I call myself an American even though I was born and have lived elsewhere. Last week my husband and I helped my brother move to a small town in Texas, where he is their new City Manager.
It is a quiet, charming, peaceful town. Within minutes of my brother's arrival, a neighbor drove by to give him a cucumber from her backyard. The police chief came by soon after and stayed to help my brother unpack his new refrigerator. There is a lady in town who has a large antique store, where it seems everyone has an open invitation to come by for coffee or lunch or just to sit a spell.
There was a time when most of our towns were like that, when a new family in the neighborhood was greeted with pies, plants, and a lot of neighborly welcomes and well-wishing.
My family moved into our current neighborhood about three years ago the neighbors have gone out of their way to be, well, neighborly.
My husband helped air up a neighbor's tire; not long afterward a loaf of pecan bread was brought to our door. Another time, our dog was missing for days and was returned when I wasn't home. The neighbors across the street took her, bathed, dried, combed, and fluffed her poodle curls then proudly brought her to me when I got home. Another neighbor saw that a couple of our trees were iron deficient and brought some special iron supplement over. Our next door neighbor brings peaches or apricots when his trees are fruit laden. This is the way most of Lubbock used to be; this is the way Lubbock should be.

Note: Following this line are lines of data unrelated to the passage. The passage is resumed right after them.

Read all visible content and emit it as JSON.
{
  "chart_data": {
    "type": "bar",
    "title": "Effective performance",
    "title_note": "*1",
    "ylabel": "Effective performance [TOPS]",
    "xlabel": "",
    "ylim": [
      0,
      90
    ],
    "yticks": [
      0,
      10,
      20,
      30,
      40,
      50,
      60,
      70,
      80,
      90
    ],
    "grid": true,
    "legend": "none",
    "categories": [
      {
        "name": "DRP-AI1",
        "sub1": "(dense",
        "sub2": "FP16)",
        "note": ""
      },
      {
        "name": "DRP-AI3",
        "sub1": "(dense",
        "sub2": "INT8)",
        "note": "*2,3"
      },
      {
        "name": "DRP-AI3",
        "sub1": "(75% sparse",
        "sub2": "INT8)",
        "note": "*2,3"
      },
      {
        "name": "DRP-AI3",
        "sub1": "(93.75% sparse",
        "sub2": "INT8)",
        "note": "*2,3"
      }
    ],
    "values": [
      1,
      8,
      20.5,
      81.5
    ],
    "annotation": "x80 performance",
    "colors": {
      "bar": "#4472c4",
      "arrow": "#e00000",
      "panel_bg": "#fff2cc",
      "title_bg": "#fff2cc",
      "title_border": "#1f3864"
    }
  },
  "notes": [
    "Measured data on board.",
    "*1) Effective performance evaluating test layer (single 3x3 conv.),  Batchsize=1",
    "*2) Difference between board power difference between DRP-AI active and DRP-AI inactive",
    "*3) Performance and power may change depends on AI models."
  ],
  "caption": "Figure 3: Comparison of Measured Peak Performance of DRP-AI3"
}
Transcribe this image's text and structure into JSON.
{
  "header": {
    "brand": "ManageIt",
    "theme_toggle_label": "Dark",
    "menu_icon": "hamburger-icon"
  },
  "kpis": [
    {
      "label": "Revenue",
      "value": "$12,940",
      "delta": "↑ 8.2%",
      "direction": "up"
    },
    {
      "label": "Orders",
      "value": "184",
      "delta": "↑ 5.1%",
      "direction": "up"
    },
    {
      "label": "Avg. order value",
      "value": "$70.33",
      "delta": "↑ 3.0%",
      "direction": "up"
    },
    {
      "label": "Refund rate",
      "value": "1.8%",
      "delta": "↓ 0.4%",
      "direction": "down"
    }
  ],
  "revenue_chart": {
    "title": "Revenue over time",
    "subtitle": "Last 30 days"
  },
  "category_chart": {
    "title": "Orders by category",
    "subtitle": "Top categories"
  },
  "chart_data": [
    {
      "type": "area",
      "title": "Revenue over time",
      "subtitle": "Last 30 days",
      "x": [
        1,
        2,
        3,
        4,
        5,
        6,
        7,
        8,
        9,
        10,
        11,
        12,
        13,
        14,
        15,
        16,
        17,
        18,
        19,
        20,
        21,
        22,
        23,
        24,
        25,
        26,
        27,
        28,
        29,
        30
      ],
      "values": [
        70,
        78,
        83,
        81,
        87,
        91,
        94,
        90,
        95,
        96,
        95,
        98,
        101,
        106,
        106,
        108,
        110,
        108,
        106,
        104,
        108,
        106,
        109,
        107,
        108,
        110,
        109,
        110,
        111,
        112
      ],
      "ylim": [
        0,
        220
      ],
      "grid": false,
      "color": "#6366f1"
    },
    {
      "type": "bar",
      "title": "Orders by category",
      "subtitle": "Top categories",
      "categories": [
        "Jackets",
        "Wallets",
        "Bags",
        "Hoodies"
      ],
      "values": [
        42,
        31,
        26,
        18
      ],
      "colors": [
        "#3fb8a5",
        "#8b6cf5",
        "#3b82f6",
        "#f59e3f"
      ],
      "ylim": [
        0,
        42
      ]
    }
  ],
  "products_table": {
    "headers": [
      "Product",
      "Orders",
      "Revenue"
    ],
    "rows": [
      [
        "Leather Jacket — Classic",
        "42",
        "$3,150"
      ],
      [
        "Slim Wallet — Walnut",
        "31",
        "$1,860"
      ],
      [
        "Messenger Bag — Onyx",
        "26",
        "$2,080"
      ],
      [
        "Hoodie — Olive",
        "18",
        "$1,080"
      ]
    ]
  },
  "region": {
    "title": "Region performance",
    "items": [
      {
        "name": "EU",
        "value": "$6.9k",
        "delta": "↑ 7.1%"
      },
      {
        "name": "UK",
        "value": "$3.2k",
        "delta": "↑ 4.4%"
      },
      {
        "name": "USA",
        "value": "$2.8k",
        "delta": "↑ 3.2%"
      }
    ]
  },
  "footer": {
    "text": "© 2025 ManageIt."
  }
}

In our old neighborhood, the people across the street were quiet, seemingly nice people. It was a scorching June day when my beautiful 12-year-old Himalayan cat got out and was gone for about six hours. My daughter told me the people across the street had her in a trap. I almost didn't believe her. I went and looked. My beautiful, big blue-eyed, long haired cat was trapped in a metal cage which was chained to a metal post sitting on cement in direct sunlight for at least four hours on a day when the temperature reached 104! My beautiful cat was almost dead from the heat and lack of water. She had thick black bile all down the front of her. I knocked on their door because I was sure it was a mistake. What kind of people would knowingly trap a cat in the heat like that? Well, they had, and they were not going to give her back; that is, until my husband who was soon followed by the police arrived. They were nice people, I thought. They were church-going people which meant that they were good people, right? I said so in front of my husband's family, who responded almost in unison, "Going to church doesn't mean a thing!" What I want to know is, how and when did we, as a people, as a neighborhood, as a community fall so wide of the mark that going to church no longer means something? Has it become an activity to be tolerated only as a prelude to going out to eat? I thank God for neighborhoods like the one we live in now and for towns like my brother's where a cucumber and a cup of coffee are sincere.
At times I am saddened by what I see our towns and our lives becoming, because I know what she once was and what she could be if we became a community again. Most of all, I really want to know, when did going to church cease to mean something?